On Saturday, The Debra Mann Trio, Roy Ayers, Paul Geremia, Ben Allison and Cary Bell perform at Waterplace Park. On Sunday, the artists are Tiny Joe & the All Stars Family Band, Chris Combette, Dominique Eade and Ahmad Jamal.

The festival's scheduling is designed to show several sides of blues and jazz. Festival goers on Saturday, for instance, will see both Bell, a blues harmonica player, and Geremia, a country-folk artist who plays an acoustic roots style influenced by the blues.
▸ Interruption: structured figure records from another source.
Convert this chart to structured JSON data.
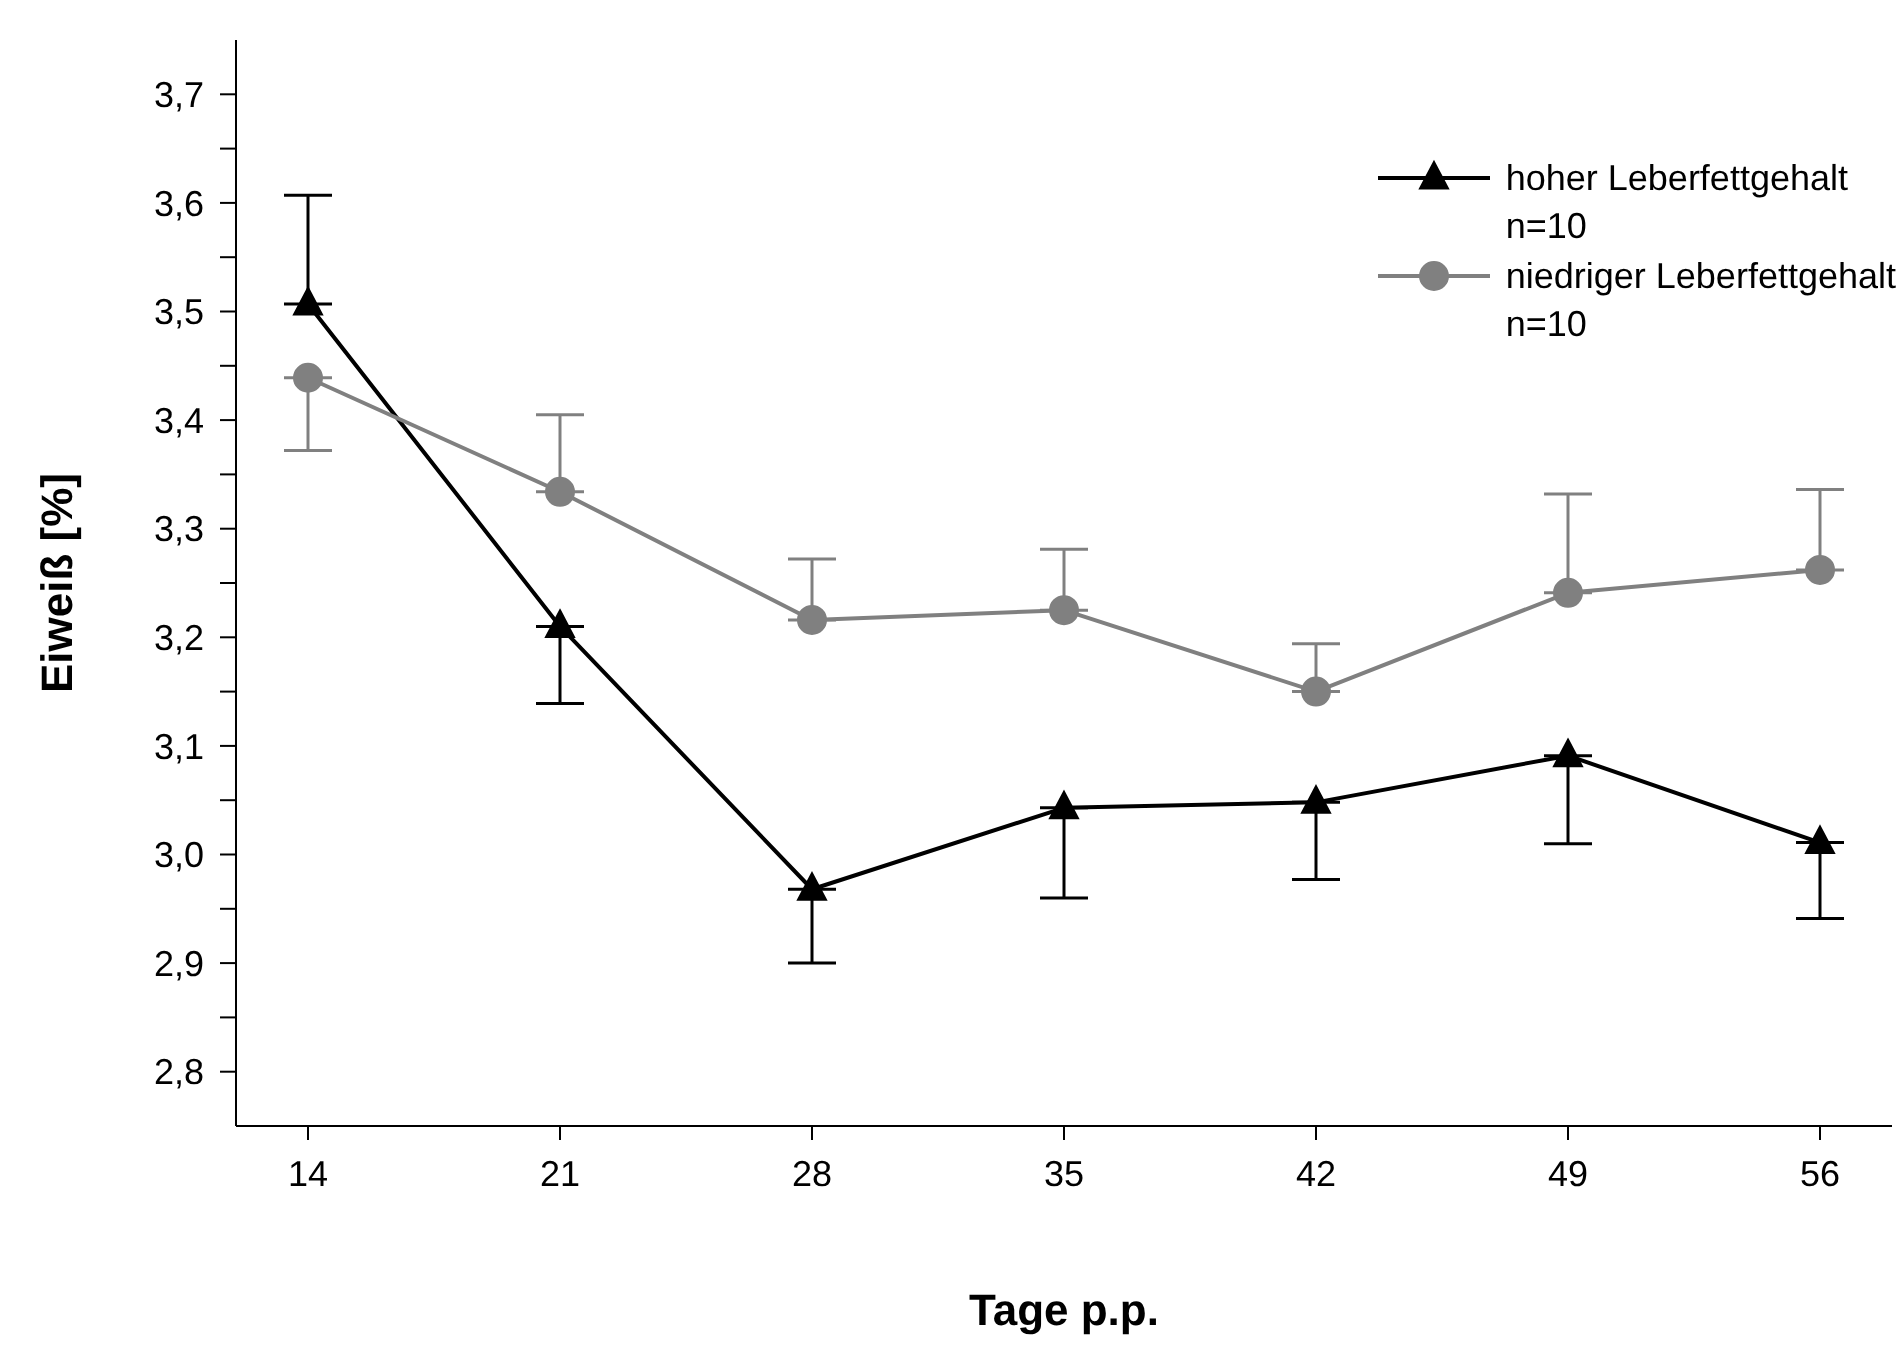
{
  "chart_data": {
    "type": "line",
    "xlabel": "Tage p.p.",
    "ylabel": "Eiweiß [%]",
    "x": [
      14,
      21,
      28,
      35,
      42,
      49,
      56
    ],
    "series": [
      {
        "name": "hoher Leberfettgehalt\nn=10",
        "color": "#000000",
        "marker": "triangle",
        "values": [
          3.507,
          3.21,
          2.968,
          3.043,
          3.048,
          3.091,
          3.011
        ],
        "errors": [
          [
            3.507,
            3.607
          ],
          [
            3.139,
            3.21
          ],
          [
            2.9,
            2.968
          ],
          [
            2.96,
            3.043
          ],
          [
            2.977,
            3.048
          ],
          [
            3.01,
            3.091
          ],
          [
            2.941,
            3.011
          ]
        ]
      },
      {
        "name": "niedriger Leberfettgehalt\nn=10",
        "color": "#808080",
        "marker": "circle",
        "values": [
          3.439,
          3.334,
          3.216,
          3.225,
          3.15,
          3.241,
          3.262
        ],
        "errors": [
          [
            3.372,
            3.439
          ],
          [
            3.334,
            3.405
          ],
          [
            3.216,
            3.272
          ],
          [
            3.225,
            3.281
          ],
          [
            3.15,
            3.194
          ],
          [
            3.241,
            3.332
          ],
          [
            3.262,
            3.336
          ]
        ]
      }
    ],
    "xlim": [
      12,
      58
    ],
    "xticks": [
      14,
      21,
      28,
      35,
      42,
      49,
      56
    ],
    "ylim": [
      2.75,
      3.75
    ],
    "yticks": [
      {
        "value": 2.8,
        "label": "2,8"
      },
      {
        "value": 2.85,
        "label": null
      },
      {
        "value": 2.9,
        "label": "2,9"
      },
      {
        "value": 2.95,
        "label": null
      },
      {
        "value": 3.0,
        "label": "3,0"
      },
      {
        "value": 3.05,
        "label": null
      },
      {
        "value": 3.1,
        "label": "3,1"
      },
      {
        "value": 3.15,
        "label": null
      },
      {
        "value": 3.2,
        "label": "3,2"
      },
      {
        "value": 3.25,
        "label": null
      },
      {
        "value": 3.3,
        "label": "3,3"
      },
      {
        "value": 3.35,
        "label": null
      },
      {
        "value": 3.4,
        "label": "3,4"
      },
      {
        "value": 3.45,
        "label": null
      },
      {
        "value": 3.5,
        "label": "3,5"
      },
      {
        "value": 3.55,
        "label": null
      },
      {
        "value": 3.6,
        "label": "3,6"
      },
      {
        "value": 3.65,
        "label": null
      },
      {
        "value": 3.7,
        "label": "3,7"
      }
    ],
    "grid": false,
    "legend": "top right",
    "line_style": "solid"
  }
}
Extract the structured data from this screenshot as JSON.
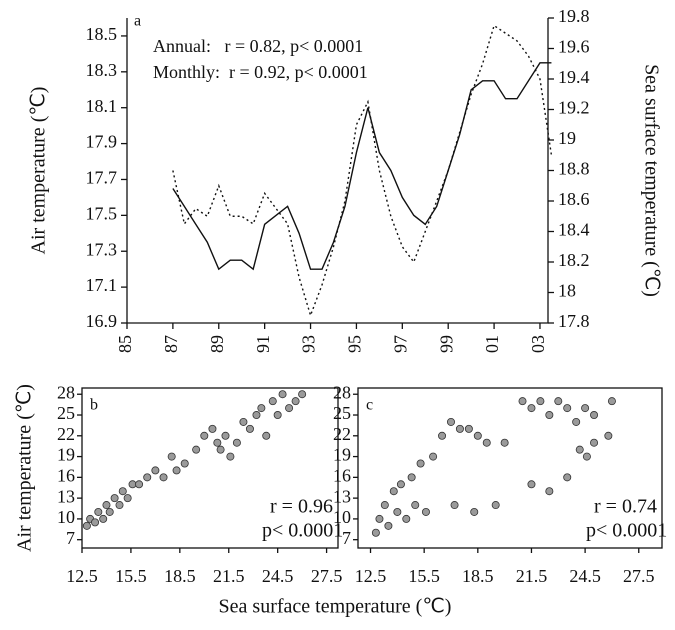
{
  "chart_data": [
    {
      "type": "line",
      "title": "a",
      "annotations": [
        "Annual:   r = 0.82, p< 0.0001",
        "Monthly:  r = 0.92, p< 0.0001"
      ],
      "y_label": "Air temperature (℃)",
      "y2_label": "Sea surface temperature (℃)",
      "x": [
        87,
        87.5,
        88,
        88.5,
        89,
        89.5,
        90,
        90.5,
        91,
        91.5,
        92,
        92.5,
        93,
        93.5,
        94,
        94.5,
        95,
        95.5,
        96,
        96.5,
        97,
        97.5,
        98,
        98.5,
        99,
        99.5,
        100,
        100.5,
        101,
        101.5,
        102,
        102.5,
        103,
        103.5
      ],
      "xlim": [
        85,
        103.35
      ],
      "xticks": [
        85,
        87,
        89,
        91,
        93,
        95,
        97,
        99,
        {
          "value": 101,
          "label": "01"
        },
        {
          "value": 103,
          "label": "03"
        }
      ],
      "ylim": [
        16.9,
        18.6
      ],
      "yticks": [
        16.9,
        17.1,
        17.3,
        17.5,
        17.7,
        17.9,
        18.1,
        18.3,
        18.5
      ],
      "y2lim": [
        17.8,
        19.8
      ],
      "y2ticks": [
        17.8,
        18,
        18.2,
        18.4,
        18.6,
        18.8,
        19,
        19.2,
        19.4,
        19.6,
        19.8
      ],
      "series": [
        {
          "name": "Air temperature",
          "color": "#111111",
          "line_style": "solid",
          "values": [
            17.65,
            17.55,
            17.45,
            17.35,
            17.2,
            17.25,
            17.25,
            17.2,
            17.45,
            17.5,
            17.55,
            17.4,
            17.2,
            17.2,
            17.35,
            17.55,
            17.85,
            18.1,
            17.85,
            17.75,
            17.6,
            17.5,
            17.45,
            17.55,
            17.75,
            17.95,
            18.2,
            18.25,
            18.25,
            18.15,
            18.15,
            18.25,
            18.35,
            18.35
          ]
        },
        {
          "name": "Sea surface temperature",
          "color": "#111111",
          "line_style": "dotted",
          "axis": "y2",
          "values": [
            18.8,
            18.45,
            18.55,
            18.5,
            18.7,
            18.5,
            18.5,
            18.45,
            18.65,
            18.55,
            18.45,
            18.1,
            17.85,
            18.05,
            18.3,
            18.6,
            19.1,
            19.25,
            18.8,
            18.5,
            18.3,
            18.2,
            18.4,
            18.6,
            18.8,
            19.05,
            19.3,
            19.5,
            19.75,
            19.7,
            19.65,
            19.55,
            19.4,
            18.9
          ]
        }
      ]
    },
    {
      "type": "scatter",
      "title": "b",
      "annotations": [
        "r = 0.96",
        "p< 0.0001"
      ],
      "y_label": "Air temperature (℃)",
      "x_label": "Sea surface temperature (℃)",
      "color": "#9a9a9a",
      "x": [
        12.8,
        13.0,
        13.3,
        13.5,
        13.8,
        14.0,
        14.2,
        14.5,
        14.8,
        15.0,
        15.3,
        15.6,
        16.0,
        16.5,
        17.0,
        17.5,
        18.0,
        18.3,
        18.8,
        19.5,
        20.0,
        20.5,
        20.8,
        21.0,
        21.3,
        21.6,
        22.0,
        22.4,
        22.8,
        23.2,
        23.5,
        23.8,
        24.2,
        24.5,
        24.8,
        25.2,
        25.6,
        26.0
      ],
      "values": [
        9,
        10,
        9.5,
        11,
        10,
        12,
        11,
        13,
        12,
        14,
        13,
        15,
        15,
        16,
        17,
        16,
        19,
        17,
        18,
        20,
        22,
        23,
        21,
        20,
        22,
        19,
        21,
        24,
        23,
        25,
        26,
        22,
        27,
        25,
        28,
        26,
        27,
        28
      ],
      "xlim": [
        12.5,
        28.2
      ],
      "xticks": [
        12.5,
        15.5,
        18.5,
        21.5,
        24.5,
        27.5
      ],
      "ylim": [
        5.8,
        28.9
      ],
      "yticks": [
        7,
        10,
        13,
        16,
        19,
        22,
        25,
        28
      ]
    },
    {
      "type": "scatter",
      "title": "c",
      "annotations": [
        "r = 0.74",
        "p< 0.0001"
      ],
      "color": "#9a9a9a",
      "x": [
        12.8,
        13.0,
        13.3,
        13.5,
        13.8,
        14.0,
        14.2,
        14.5,
        14.8,
        15.0,
        15.3,
        15.6,
        16.0,
        16.5,
        17.0,
        17.5,
        18.0,
        18.5,
        19.0,
        17.2,
        18.3,
        19.5,
        20.0,
        21.0,
        21.5,
        22.0,
        22.5,
        23.0,
        23.5,
        24.0,
        24.5,
        25.0,
        21.5,
        22.5,
        23.5,
        24.2,
        25.0,
        25.8,
        26.0,
        24.6
      ],
      "values": [
        8,
        10,
        12,
        9,
        14,
        11,
        15,
        10,
        16,
        12,
        18,
        11,
        19,
        22,
        24,
        23,
        23,
        22,
        21,
        12,
        11,
        12,
        21,
        27,
        26,
        27,
        25,
        27,
        26,
        24,
        26,
        25,
        15,
        14,
        16,
        20,
        21,
        22,
        27,
        19
      ],
      "xlim": [
        11.8,
        28.8
      ],
      "xticks": [
        12.5,
        15.5,
        18.5,
        21.5,
        24.5,
        27.5
      ],
      "ylim": [
        5.8,
        28.9
      ],
      "yticks": [
        7,
        10,
        13,
        16,
        19,
        22,
        25,
        28
      ]
    }
  ]
}
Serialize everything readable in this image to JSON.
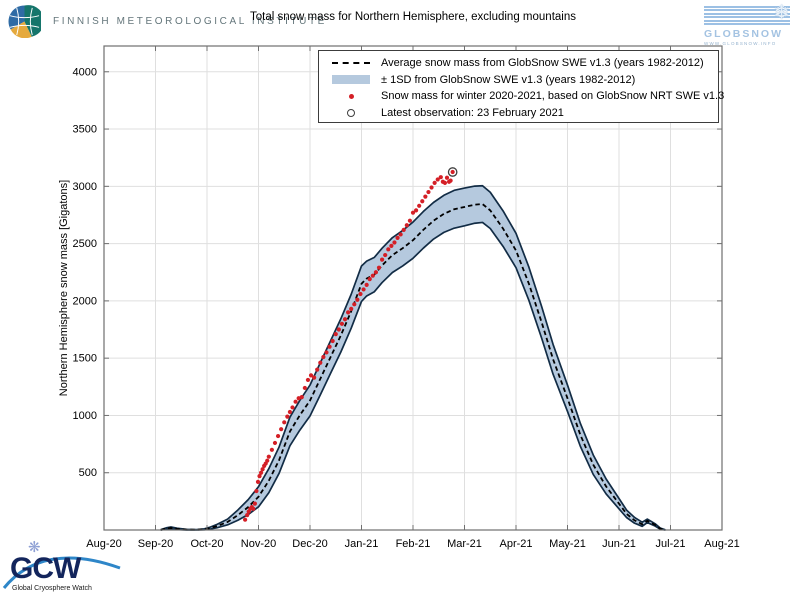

The festival could also draw the younger crowd the jazz scene is seeking. On of the sponsors, The Providence Black Repertory Company, plays host Friday nights to Round Midnight,' a hip-hop workshop. The teen and 20-something crowd who check out 'Round Midnight are likely to know the music of Roy Ayers.

Ayers is an acid-jazz artist who in the '90s gained a reputation in jazz and hip-hop circles for his jazz fusion and pop experimentalist style.

Today, Ayers is among the jazz artists most frequently cited in the liner notes of rap albums. Snippets of his original work - a free-flowing collage of horns, vibes and percussion - are heard on albums recorded by such artists as R&B/hip-hop singer Mary J. Blige, pop rappers DJ Jazzy Jeff & the Fresh Prince, the hip-hop jazz fusion rapper Guru and R&B singer Whitney Houston. Ayers performs at 3 p.m. on Saturday.

An hour earlier, Debra Mann sings silky lite-jazz piano ballads with touches of a sprightly jump-blues sound. Her style strives to knit the serenity-through-music vibe sang by Diana Krall. And like Krall, Mann, of Providence, also plays piano.